OBJECTIVES: This study sought to evaluate clinical outcomes and transcatheter heart valve hemodynamics at 1 year after transcatheter aortic valve replacement (TAVR) in low-risk patients. BACKGROUND: Early results from the LRT (Low Risk TAVR) trial demonstrated that TAVR is safe in patients with symptomatic severe aortic stenosis who are at low risk for surgical valve replacement. METHODS: The LRT trial was an investigator-initiated, prospective, multicenter study and was the first Food and Drug Administration-approved Investigational Device Exemption trial to evaluate feasibility of TAVR in low-risk patients. The primary endpoint was all-cause mortality at 30 days. Secondary endpoints included clinical outcomes and valve hemodynamics at 1 year. RESULTS: The LRT trial enrolled 200 low-risk patients with symptomatic severe AS to undergo TAVR at 11 centers. Mean age was 73.6 years and 61.5% were men.

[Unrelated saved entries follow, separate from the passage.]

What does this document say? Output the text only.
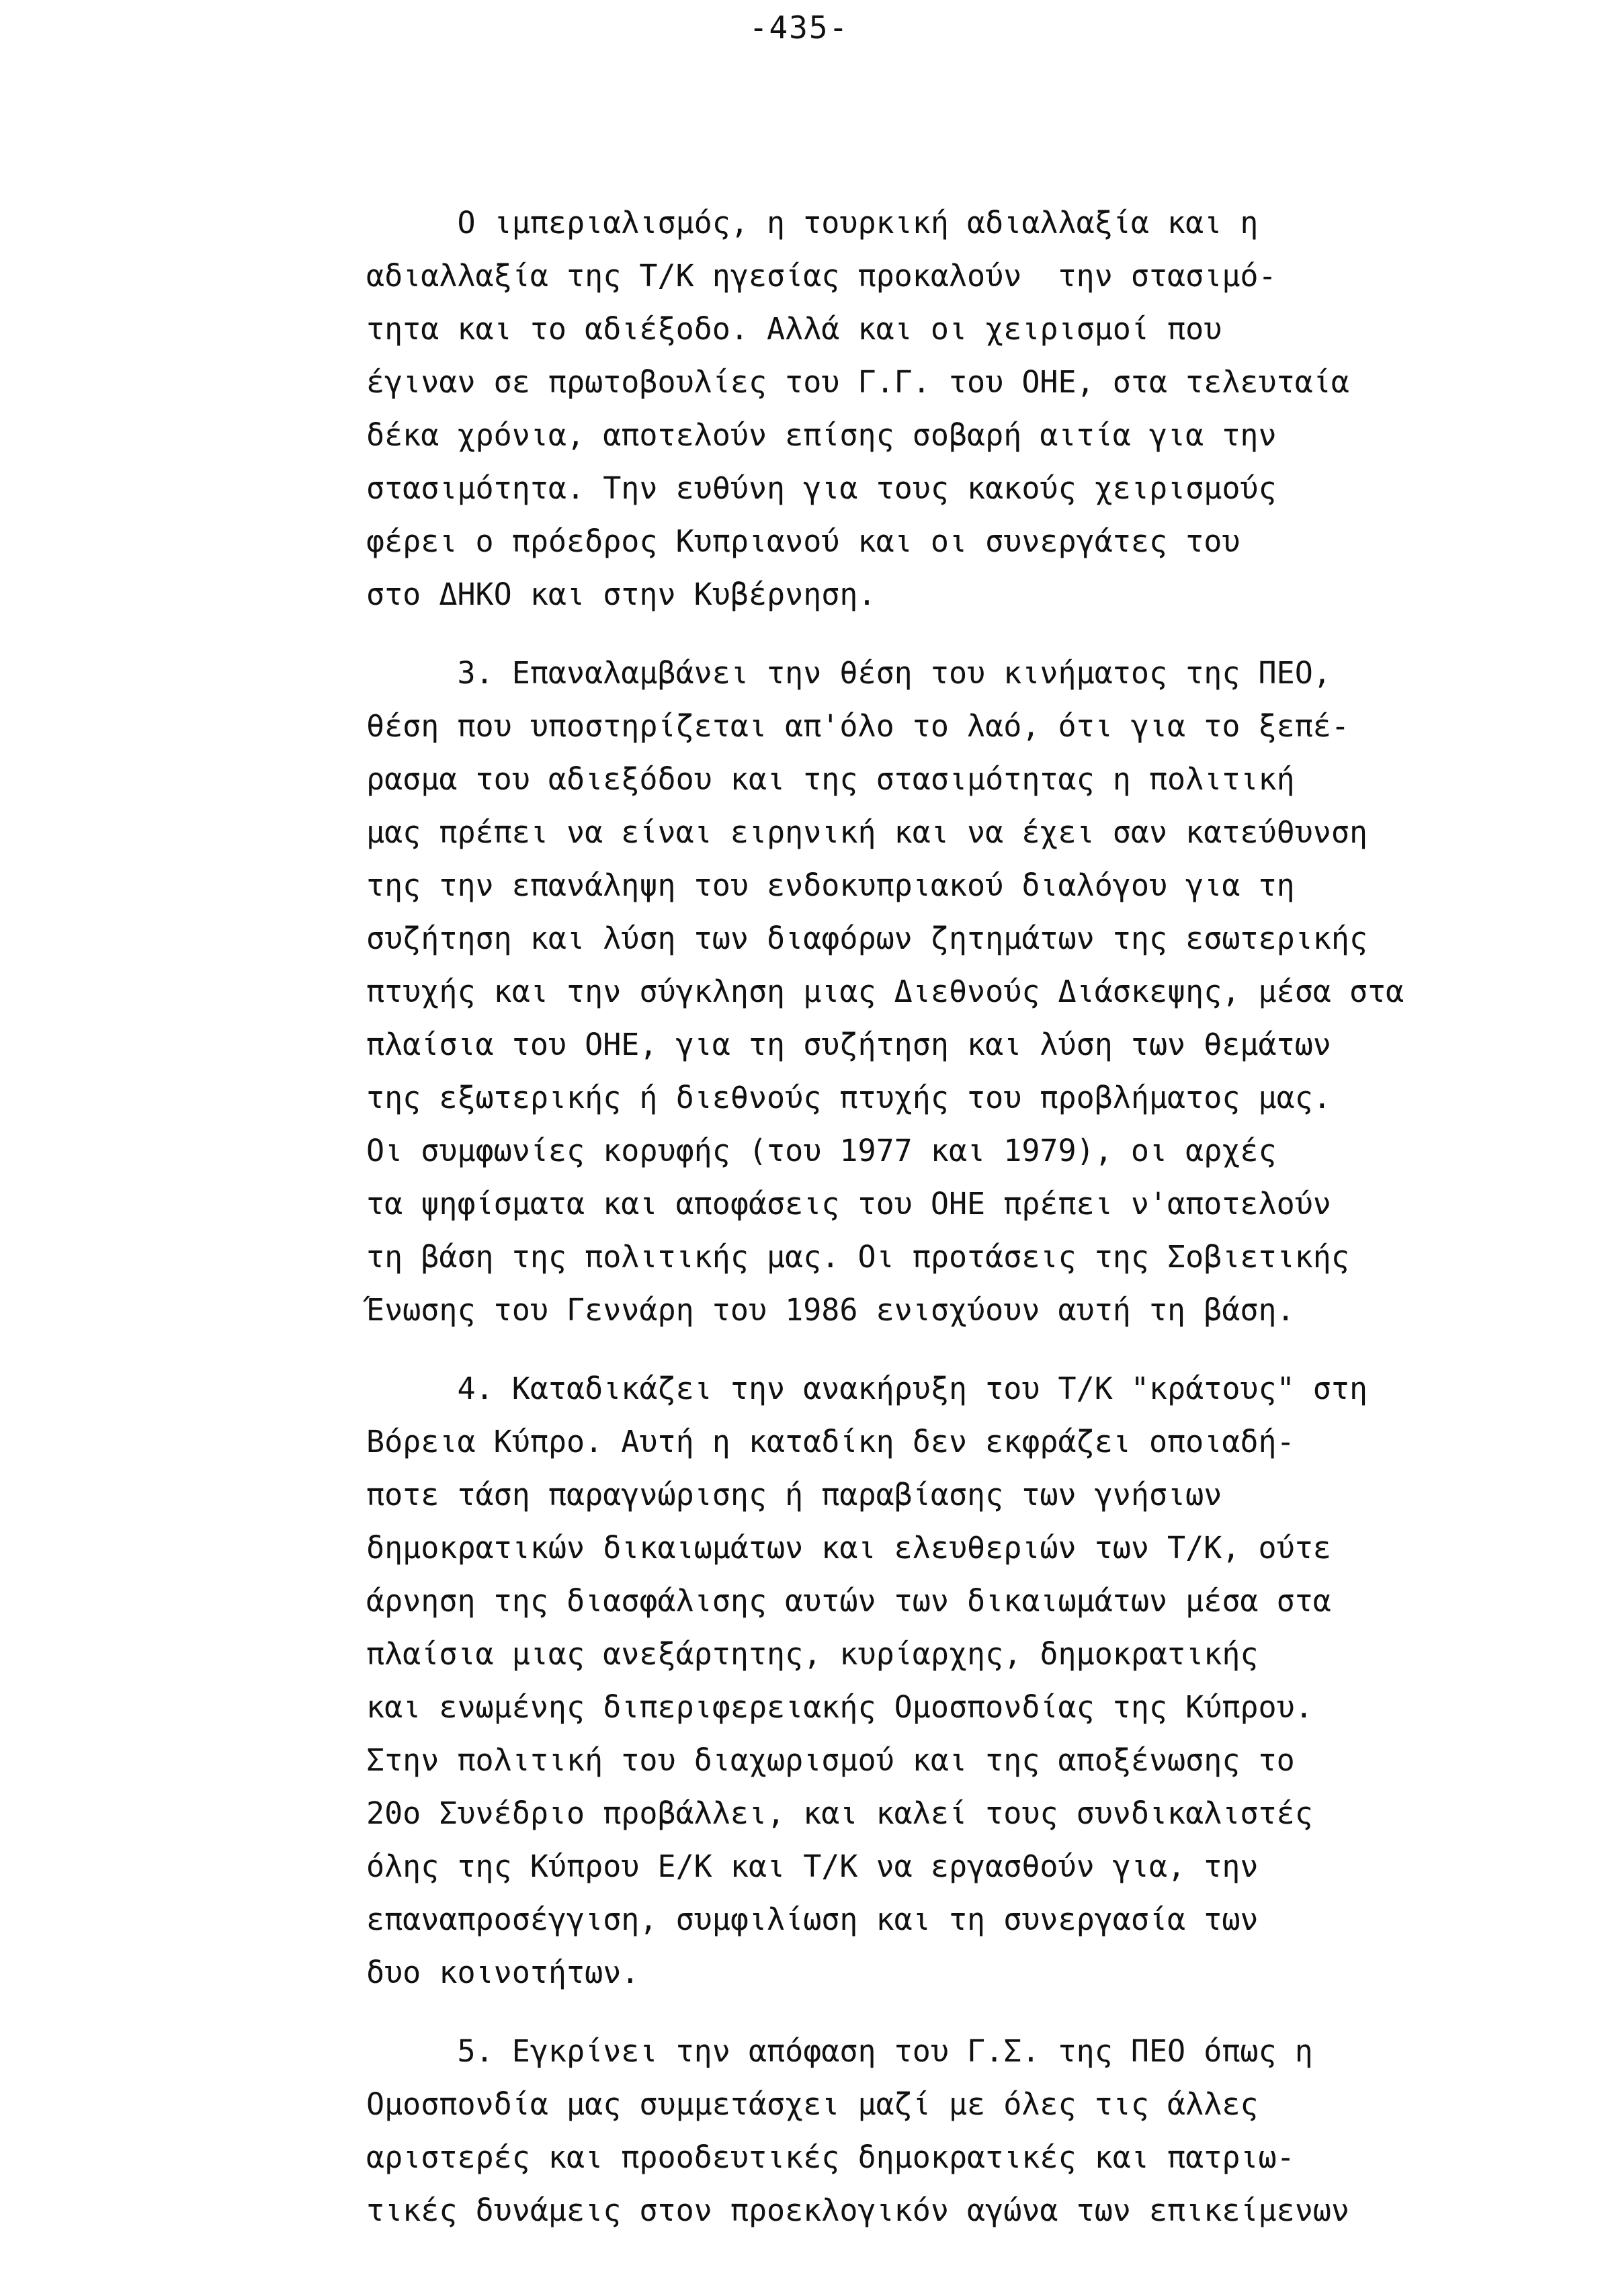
-435-
Ο ιμπεριαλισμός, η τουρκική αδιαλλαξία και η
αδιαλλαξία της Τ/Κ ηγεσίας προκαλούν  την στασιμό-
τητα και το αδιέξοδο. Αλλά και οι χειρισμοί που
έγιναν σε πρωτοβουλίες του Γ.Γ. του ΟΗΕ, στα τελευταία
δέκα χρόνια, αποτελούν επίσης σοβαρή αιτία για την
στασιμότητα. Την ευθύνη για τους κακούς χειρισμούς
φέρει ο πρόεδρος Κυπριανού και οι συνεργάτες του
στο ΔΗΚΟ και στην Κυβέρνηση.
3. Επαναλαμβάνει την θέση του κινήματος της ΠΕΟ,
θέση που υποστηρίζεται απ'όλο το λαό, ότι για το ξεπέ-
ρασμα του αδιεξόδου και της στασιμότητας η πολιτική
μας πρέπει να είναι ειρηνική και να έχει σαν κατεύθυνση
της την επανάληψη του ενδοκυπριακού διαλόγου για τη
συζήτηση και λύση των διαφόρων ζητημάτων της εσωτερικής
πτυχής και την σύγκληση μιας Διεθνούς Διάσκεψης, μέσα στα
πλαίσια του ΟΗΕ, για τη συζήτηση και λύση των θεμάτων
της εξωτερικής ή διεθνούς πτυχής του προβλήματος μας.
Οι συμφωνίες κορυφής (του 1977 και 1979), οι αρχές
τα ψηφίσματα και αποφάσεις του ΟΗΕ πρέπει ν'αποτελούν
τη βάση της πολιτικής μας. Οι προτάσεις της Σοβιετικής
Ένωσης του Γεννάρη του 1986 ενισχύουν αυτή τη βάση.
4. Καταδικάζει την ανακήρυξη του Τ/Κ "κράτους" στη
Βόρεια Κύπρο. Αυτή η καταδίκη δεν εκφράζει οποιαδή-
ποτε τάση παραγνώρισης ή παραβίασης των γνήσιων
δημοκρατικών δικαιωμάτων και ελευθεριών των Τ/Κ, ούτε
άρνηση της διασφάλισης αυτών των δικαιωμάτων μέσα στα
πλαίσια μιας ανεξάρτητης, κυρίαρχης, δημοκρατικής
και ενωμένης διπεριφερειακής Ομοσπονδίας της Κύπρου.
Στην πολιτική του διαχωρισμού και της αποξένωσης το
20ο Συνέδριο προβάλλει, και καλεί τους συνδικαλιστές
όλης της Κύπρου Ε/Κ και Τ/Κ να εργασθούν για, την
επαναπροσέγγιση, συμφιλίωση και τη συνεργασία των
δυο κοινοτήτων.
5. Εγκρίνει την απόφαση του Γ.Σ. της ΠΕΟ όπως η
Ομοσπονδία μας συμμετάσχει μαζί με όλες τις άλλες
αριστερές και προοδευτικές δημοκρατικές και πατριω-
τικές δυνάμεις στον προεκλογικόν αγώνα των επικείμενων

At 30 days, there was zero mortality, zero disabling stroke, and low permanent pacemaker implantation rate (5.0%). At 1-year follow-up, mortality was 3.0%, stroke rate was 2.1%, and permanent pacemaker implantation rate was 7.3%. Two (1.0%) subjects underwent surgical reintervention for endocarditis. Of the 14% of TAVR subjects who had evidence of hypoattenuated leaflet thickening at 30 days, there was no impact on valve hemodynamics at 1 year, but the stroke rate was numerically higher (3.8% vs. 1.9%; p = 0.53). CONCLUSIONS: TAVR in low-risk patients with symptomatic severe aortic stenosis appears to be safe at 1 year. Hypoattenuated leaflet thickening, observed in a minority of TAVR patients at 30 days, did not have an impact on valve hemodynamics in the longer term.